Since the AP is not publicly available, we aim to reduce the performance gap between a general-purpose accelerator---Graphics Processing Unit (GPU) and AP. We identify excessive data movement in the GPU memory hierarchy and propose optimization techniques to reduce the data movement. Although our optimization techniques significantly alleviate these memory-related bottlenecks, a side effect of them is the static assignment of work to cores. This leads to poor compute utilization as GPU cores are wasted on idle automata states. Therefore, we propose a new dynamic scheme that effectively balances compute utilization with reduced memory usage. Our combined optimizations provide a significant improvement over the previous state-of-the-art GPU implementations of automata. Moreover, they enable current GPUs to outperform the AP across several applications while performing within an order of magnitude for the rest of them.
To make automata processing on GPU more generic to tasks with different amounts of parallelism, we propose AsyncAP, a lightweight approach that scales with the input length. Threads run asynchronously in AsyncAP, alleviating the bottleneck of thread block synchronization. The evaluation and detailed analysis demonstrate that AsyncAP achieves significant speedup or at least comparable performance under various scenarios for most of the applications.
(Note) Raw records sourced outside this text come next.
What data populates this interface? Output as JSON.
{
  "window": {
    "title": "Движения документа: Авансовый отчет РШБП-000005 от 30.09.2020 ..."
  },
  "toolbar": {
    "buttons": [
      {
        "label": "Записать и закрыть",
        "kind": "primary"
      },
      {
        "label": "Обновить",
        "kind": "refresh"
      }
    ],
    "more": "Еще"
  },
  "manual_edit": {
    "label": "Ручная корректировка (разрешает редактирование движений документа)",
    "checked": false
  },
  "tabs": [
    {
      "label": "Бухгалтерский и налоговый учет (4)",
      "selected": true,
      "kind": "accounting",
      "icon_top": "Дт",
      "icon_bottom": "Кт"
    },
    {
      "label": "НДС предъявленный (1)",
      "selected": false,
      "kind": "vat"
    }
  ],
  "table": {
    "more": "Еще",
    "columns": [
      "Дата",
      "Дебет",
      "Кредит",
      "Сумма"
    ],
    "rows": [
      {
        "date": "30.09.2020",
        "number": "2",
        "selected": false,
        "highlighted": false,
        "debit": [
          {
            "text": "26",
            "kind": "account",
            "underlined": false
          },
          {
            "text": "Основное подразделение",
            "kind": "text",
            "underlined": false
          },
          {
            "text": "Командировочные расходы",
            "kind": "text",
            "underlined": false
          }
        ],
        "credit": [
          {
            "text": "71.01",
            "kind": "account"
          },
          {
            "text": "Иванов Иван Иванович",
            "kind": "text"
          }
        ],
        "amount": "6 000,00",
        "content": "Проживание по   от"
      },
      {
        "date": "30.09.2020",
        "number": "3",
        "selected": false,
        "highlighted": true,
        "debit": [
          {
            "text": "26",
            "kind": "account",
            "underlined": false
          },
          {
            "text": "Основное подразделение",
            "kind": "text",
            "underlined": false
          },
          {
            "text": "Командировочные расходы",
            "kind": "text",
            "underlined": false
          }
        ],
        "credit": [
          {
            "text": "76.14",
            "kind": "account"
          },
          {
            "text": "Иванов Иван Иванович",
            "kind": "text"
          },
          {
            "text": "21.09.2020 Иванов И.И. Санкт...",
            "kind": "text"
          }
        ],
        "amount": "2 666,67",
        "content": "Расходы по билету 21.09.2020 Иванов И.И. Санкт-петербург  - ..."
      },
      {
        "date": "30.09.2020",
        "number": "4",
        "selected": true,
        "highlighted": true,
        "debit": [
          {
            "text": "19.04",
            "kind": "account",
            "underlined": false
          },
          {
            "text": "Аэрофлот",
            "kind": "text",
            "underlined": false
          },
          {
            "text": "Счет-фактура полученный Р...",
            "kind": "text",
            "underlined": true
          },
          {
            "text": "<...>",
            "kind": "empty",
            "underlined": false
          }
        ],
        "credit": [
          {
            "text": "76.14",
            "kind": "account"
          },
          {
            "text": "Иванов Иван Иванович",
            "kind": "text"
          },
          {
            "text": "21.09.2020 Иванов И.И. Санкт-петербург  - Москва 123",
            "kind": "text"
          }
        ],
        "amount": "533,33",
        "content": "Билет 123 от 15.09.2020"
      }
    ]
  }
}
The future work aims to design automatic ways to generate optimizations and mappings between automata and computation resources for different GPUs. We will broaden the scope of this dissertation to domains such as graph computing.
Hongyuan Liu is a Ph.D. candidate in the Department of Computer Science at William & Mary under the supervision of Professor Adwait Jog. Hongyuan's research interests lie in the broad area of computer architecture, emphasizing domain-specific accelerators and GPUs. His Ph.D. research has been published in MICRO 2018, ASPLOS 2020, and CLUSTER 2021. Hongyuan interned with Intel in Fall 2019 and worked as a visiting student with Argonne National Lab in Spring 2021. Before joining William & Mary, he received his bachelor's degree from Shandong University and master's degree from the University of Hong Kong.